Le porte-parole d'Urgence-Environnement, Christian Blanchette, a indiqué qu'un hélicoptère était en mesure de suivre de près l'évolution du nuage ayant émané de la fuite toxique. Les vents devaient aider à la «dispersion du panache».

L'un des travailleurs de l'entreprise, qui a accepté de se confier à La Presse Canadienne sous le couvert de l'anonymat, a expliqué qu'il n'en revenait tout simplement pas lorsqu'il a vu l'épais panache à la télévision. L'homme, qui fait partie du personnel de Kronos depuis 2002, n'a pas hésité à dire qu'il s'agissait sans contredit «d'un problème exceptionnel d'une ampleur étonnante».

Il a toutefois refusé de blâmer ses employeurs qui, à son avis, font leurs devoirs pour assurer une sûreté optimale entre les murs de l'usine, mentionnant l'existence d'une équipe d'urgence, de «plans d'intervention, de formation et [...] des simulations d'évacuation» sur une base annuelle.

Le ministre Heurtel a indiqué que cinq personnes avaient été incommodées par ces émanations. Il s'agit de cinq personnes qui se trouvaient dans une autre usine à proximité. Seulement deux d'entre elles ont été transportées à l'hôpital par mesure de précaution, et s'y trouvaient toujours en soirée.

M. Heurtel a mentionné qu'il n'a éprouvé aucune difficulté à amorcer le dialogue avec la direction de Kronos, soulignant «un travail de coopération sans reproche».
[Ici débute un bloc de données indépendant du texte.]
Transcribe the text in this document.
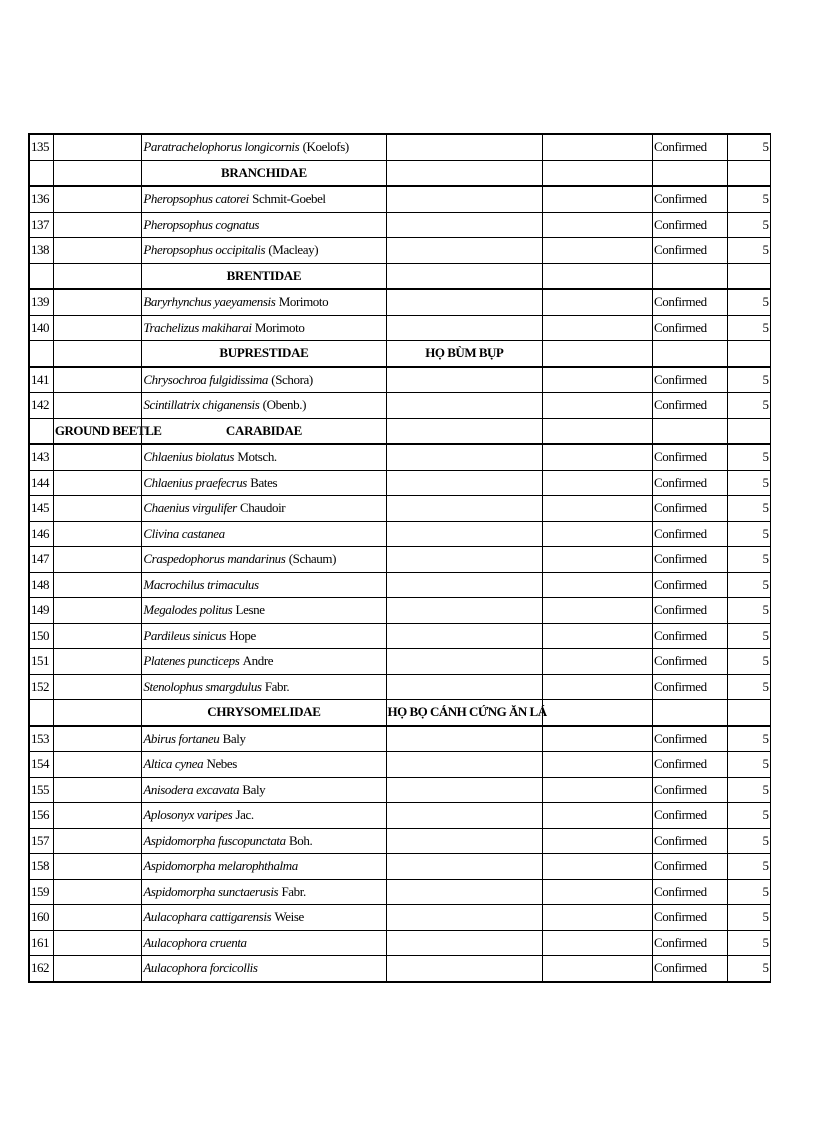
135		Paratrachelophorus longicornis (Koelofs)			Confirmed	5
		BRANCHIDAE				
136		Pheropsophus catorei Schmit-Goebel			Confirmed	5
137		Pheropsophus cognatus			Confirmed	5
138		Pheropsophus occipitalis (Macleay)			Confirmed	5
		BRENTIDAE				
139		Baryrhynchus yaeyamensis Morimoto			Confirmed	5
140		Trachelizus makiharai Morimoto			Confirmed	5
		BUPRESTIDAE	HỌ BÙM BỤP			
141		Chrysochroa fulgidissima (Schora)			Confirmed	5
142		Scintillatrix chiganensis (Obenb.)			Confirmed	5
	GROUND BEETLE	CARABIDAE				
143		Chlaenius biolatus Motsch.			Confirmed	5
144		Chlaenius praefecrus Bates			Confirmed	5
145		Chaenius virgulifer Chaudoir			Confirmed	5
146		Clivina castanea			Confirmed	5
147		Craspedophorus mandarinus (Schaum)			Confirmed	5
148		Macrochilus trimaculus			Confirmed	5
149		Megalodes politus Lesne			Confirmed	5
150		Pardileus sinicus Hope			Confirmed	5
151		Platenes puncticeps Andre			Confirmed	5
152		Stenolophus smargdulus Fabr.			Confirmed	5
		CHRYSOMELIDAE	HỌ BỌ CÁNH CỨNG ĂN LÁ			
153		Abirus fortaneu Baly			Confirmed	5
154		Altica cynea Nebes			Confirmed	5
155		Anisodera excavata Baly			Confirmed	5
156		Aplosonyx varipes Jac.			Confirmed	5
157		Aspidomorpha fuscopunctata Boh.			Confirmed	5
158		Aspidomorpha melarophthalma			Confirmed	5
159		Aspidomorpha sunctaerusis Fabr.			Confirmed	5
160		Aulacophara cattigarensis Weise			Confirmed	5
161		Aulacophora cruenta			Confirmed	5
162		Aulacophora forcicollis			Confirmed	5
Le directeur du Service de sécurité incendie de la Ville de Varennes, Alain Pharand, a voulu lui aussi adopter un ton rassurant lorsqu'il a rencontré la presse. Il a indiqué que le réservoir contenant le produit serait vide et que les quelques travailleurs confinés à l'intérieur de l'entreprise ont pu faire un transbordement vers un endroit sécurisé.

Il a reconnu que, pour l'instant, il ne détenait pas d'information sur les causes exactes de la fuite et qu'une enquête serait nécessaire pour les déterminer.

La fuite a contraint les autorités à lancer un ordre d'évacuation pour les résidants demeurant dans un périmètre de 400 mètres autour de l'usine. Quinze résidences ont été évacuées en tout.

En outre, les travailleurs de quatre usines situées dans le périmètre de sécurité ont eu droit à un congé forcé puisqu'ils ont été poussés à déserter les lieux.

La compagnie parlait d'un «horizon à moyen terme» pour le retour des résidants touchés par les évacuations, évoquant une possibilité «au milieu de la nuit».

Le ministre a rappelé que la priorité était donnée à la sécurité des citoyens.

«On est encore en situation d'urgence, a dit M. Heurtel lors du point de presse de 19 h. On est dans la bonne direction [...] et on doit agir avec précaution. On veut s'assurer d'un risque zéro. On est sur la bonne voie.»

Les gens habitant aux abords de cette zone ont été invités à rester confinés dans leur domicile pour éviter d'être exposés aux émanations.

Un service téléphonique a été mis en branle pour permettre à ceux qui seraient préoccupés par la situation d'obtenir des renseignements. Le numéro de cette ligne d'urgence est le 450 652-9888.

De plus, la main-d'oeuvre d'Info-Santé a obtenu des informations par rapport au produit s'étant échappé pour être en mesure de répondre à d'éventuelles questions à ce sujet.

La Commission de la santé et de la sécurité du travail (CSST) indique sur son site internet que s'il est inhalé, il peut entres autres entraîner de la toux, des problèmes respiratoires, des maux de tête, des faiblesses ainsi que des irritations.

Il est recommandé à quiconque ressentirait un ou plusieurs de ces symptômes d'obtenir un avis médical.